Quantifying the effect of gate errors on variational quantum eigensolvers for quantum chemistry

Abstract: Variational quantum eigensolvers (VQEs) are leading candidates to demonstrate near-term quantum advantage. Here, we conduct density-matrix simulations of leading gate-based VQEs for a range of molecules. We numerically quantify their level of tolerable depolarizing gate-errors.
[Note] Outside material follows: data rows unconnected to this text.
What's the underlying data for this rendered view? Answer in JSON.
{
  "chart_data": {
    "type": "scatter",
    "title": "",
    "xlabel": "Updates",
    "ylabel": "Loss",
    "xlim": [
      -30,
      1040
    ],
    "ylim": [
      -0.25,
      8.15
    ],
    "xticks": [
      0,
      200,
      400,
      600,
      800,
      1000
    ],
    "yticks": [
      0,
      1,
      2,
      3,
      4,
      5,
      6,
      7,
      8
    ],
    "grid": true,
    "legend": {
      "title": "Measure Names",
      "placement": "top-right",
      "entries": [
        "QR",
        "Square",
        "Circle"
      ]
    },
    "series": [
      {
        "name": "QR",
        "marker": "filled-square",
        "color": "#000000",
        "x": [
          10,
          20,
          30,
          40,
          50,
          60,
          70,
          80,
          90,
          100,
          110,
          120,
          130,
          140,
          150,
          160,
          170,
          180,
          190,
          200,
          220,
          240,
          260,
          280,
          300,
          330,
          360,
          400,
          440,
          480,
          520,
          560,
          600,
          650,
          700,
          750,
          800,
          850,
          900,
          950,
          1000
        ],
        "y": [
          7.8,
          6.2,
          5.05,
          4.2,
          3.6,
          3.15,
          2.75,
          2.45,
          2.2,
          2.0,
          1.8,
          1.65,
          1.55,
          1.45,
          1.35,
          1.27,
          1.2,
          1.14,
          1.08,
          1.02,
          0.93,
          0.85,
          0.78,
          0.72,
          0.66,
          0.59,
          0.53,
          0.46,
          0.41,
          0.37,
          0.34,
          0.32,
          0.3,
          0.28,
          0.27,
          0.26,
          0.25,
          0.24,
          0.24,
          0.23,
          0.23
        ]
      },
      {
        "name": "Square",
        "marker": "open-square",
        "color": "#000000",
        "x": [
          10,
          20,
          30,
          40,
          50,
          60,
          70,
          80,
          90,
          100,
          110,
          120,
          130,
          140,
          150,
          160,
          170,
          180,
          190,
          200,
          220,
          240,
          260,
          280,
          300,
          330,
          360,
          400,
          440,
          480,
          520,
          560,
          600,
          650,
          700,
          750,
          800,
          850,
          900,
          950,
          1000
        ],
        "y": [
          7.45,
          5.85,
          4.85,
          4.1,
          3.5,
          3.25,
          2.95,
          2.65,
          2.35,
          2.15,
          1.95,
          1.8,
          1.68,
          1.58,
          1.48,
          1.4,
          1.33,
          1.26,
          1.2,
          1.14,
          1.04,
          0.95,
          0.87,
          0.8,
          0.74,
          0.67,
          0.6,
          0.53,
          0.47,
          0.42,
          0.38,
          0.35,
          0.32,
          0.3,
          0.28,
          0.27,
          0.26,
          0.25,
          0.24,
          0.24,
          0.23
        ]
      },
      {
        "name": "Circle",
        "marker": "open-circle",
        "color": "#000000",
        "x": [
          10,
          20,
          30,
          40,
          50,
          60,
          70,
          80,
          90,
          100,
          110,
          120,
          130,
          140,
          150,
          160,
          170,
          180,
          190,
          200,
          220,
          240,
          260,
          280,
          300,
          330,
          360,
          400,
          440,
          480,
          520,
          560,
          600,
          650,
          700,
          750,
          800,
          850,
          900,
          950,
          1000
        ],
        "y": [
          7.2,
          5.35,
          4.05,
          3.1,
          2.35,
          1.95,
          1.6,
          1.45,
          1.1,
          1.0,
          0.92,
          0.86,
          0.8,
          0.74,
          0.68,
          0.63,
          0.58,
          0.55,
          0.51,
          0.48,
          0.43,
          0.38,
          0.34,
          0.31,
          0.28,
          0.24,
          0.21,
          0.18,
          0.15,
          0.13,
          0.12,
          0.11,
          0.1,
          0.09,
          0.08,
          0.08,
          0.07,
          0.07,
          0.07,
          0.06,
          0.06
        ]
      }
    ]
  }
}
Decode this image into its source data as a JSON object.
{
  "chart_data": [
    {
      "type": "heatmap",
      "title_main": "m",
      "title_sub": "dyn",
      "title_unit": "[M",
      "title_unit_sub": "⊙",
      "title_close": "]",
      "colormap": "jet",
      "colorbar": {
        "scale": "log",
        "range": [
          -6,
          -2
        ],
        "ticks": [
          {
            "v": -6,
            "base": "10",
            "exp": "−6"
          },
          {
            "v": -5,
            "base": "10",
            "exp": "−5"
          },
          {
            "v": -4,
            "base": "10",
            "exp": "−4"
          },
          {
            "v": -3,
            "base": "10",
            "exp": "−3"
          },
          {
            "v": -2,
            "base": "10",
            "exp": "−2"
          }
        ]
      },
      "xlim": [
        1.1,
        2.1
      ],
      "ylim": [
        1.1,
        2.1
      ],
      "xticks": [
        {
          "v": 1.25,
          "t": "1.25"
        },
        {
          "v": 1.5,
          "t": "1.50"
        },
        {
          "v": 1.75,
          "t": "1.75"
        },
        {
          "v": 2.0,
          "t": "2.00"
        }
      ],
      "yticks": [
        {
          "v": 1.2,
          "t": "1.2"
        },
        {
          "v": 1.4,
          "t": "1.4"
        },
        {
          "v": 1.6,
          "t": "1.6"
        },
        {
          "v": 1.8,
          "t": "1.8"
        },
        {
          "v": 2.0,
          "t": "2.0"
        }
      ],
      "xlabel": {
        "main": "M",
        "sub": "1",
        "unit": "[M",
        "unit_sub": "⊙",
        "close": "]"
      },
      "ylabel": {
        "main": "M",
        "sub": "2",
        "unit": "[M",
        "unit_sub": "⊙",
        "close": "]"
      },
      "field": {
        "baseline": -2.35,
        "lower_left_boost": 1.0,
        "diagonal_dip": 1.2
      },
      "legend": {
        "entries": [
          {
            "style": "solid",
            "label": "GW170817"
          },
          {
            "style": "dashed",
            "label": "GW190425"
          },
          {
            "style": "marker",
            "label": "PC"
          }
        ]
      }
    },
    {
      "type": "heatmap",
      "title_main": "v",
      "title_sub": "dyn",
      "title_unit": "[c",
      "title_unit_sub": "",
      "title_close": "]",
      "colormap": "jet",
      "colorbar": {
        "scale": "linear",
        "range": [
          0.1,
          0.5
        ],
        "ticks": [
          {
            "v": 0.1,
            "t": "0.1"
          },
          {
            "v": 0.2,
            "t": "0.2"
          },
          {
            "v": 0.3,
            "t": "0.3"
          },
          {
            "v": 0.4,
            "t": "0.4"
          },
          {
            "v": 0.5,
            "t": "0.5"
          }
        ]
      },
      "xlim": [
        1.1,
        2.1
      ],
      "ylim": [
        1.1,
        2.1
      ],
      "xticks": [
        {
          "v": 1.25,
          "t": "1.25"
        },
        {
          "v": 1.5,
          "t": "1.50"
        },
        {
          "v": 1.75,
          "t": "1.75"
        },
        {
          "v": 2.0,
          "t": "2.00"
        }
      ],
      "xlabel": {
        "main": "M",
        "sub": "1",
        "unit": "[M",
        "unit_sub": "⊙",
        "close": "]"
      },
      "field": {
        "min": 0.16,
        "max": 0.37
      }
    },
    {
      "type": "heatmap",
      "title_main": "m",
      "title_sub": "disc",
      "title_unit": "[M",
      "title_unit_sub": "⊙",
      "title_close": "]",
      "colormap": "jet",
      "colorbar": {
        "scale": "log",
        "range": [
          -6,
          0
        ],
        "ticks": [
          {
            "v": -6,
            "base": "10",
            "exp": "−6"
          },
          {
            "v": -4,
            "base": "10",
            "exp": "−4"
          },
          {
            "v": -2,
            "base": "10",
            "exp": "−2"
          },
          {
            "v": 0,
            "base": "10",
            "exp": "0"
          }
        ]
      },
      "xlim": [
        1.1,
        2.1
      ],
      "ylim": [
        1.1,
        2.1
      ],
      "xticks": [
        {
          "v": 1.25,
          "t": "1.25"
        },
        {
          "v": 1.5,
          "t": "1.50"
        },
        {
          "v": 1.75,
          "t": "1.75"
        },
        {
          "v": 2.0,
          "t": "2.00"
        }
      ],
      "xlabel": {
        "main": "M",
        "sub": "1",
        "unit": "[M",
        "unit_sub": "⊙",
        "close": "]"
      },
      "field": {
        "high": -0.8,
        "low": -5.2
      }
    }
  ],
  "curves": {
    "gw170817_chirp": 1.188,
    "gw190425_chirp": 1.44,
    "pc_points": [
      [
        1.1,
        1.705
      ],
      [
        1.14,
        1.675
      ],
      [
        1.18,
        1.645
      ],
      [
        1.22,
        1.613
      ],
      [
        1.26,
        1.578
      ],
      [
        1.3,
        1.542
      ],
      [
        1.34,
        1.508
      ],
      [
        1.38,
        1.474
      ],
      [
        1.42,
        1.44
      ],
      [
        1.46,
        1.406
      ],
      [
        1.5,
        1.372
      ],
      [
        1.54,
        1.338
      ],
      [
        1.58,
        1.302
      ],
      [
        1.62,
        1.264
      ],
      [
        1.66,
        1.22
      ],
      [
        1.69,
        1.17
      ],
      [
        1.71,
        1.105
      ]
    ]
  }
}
We find that: (i) The best-performing VQEs require gate-error probabilities between $10^{-6}$ and $10^{-4}$ ( $10^{-4}$ and $10^{-2}$ with error mitigation) to predict, within chemical accuracy, ground-state energies of small molecules with $4-14$ orbitals. (ii) ADAPT-VQEs that construct ansatz circuits iteratively outperform fixed-circuit VQEs. (iii) ADAPT-VQEs perform better with circuits constructed from gate-efficient rather than physically-motivated elements. (iv) The maximally-allowed gate-error probability, $p_c$, for any VQE to achieve chemical accuracy decreases with the number $\ncx$ of noisy two-qubit gates as $p_c\approxprop\ncx^{-1}$. Additionally, $p_c$ decreases with system size, even with error mitigation, implying that larger molecules require even lower gate-errors. Thus, quantum advantage via gate-based VQEs is unlikely unless gate-error probabilities are decreased by orders of magnitude.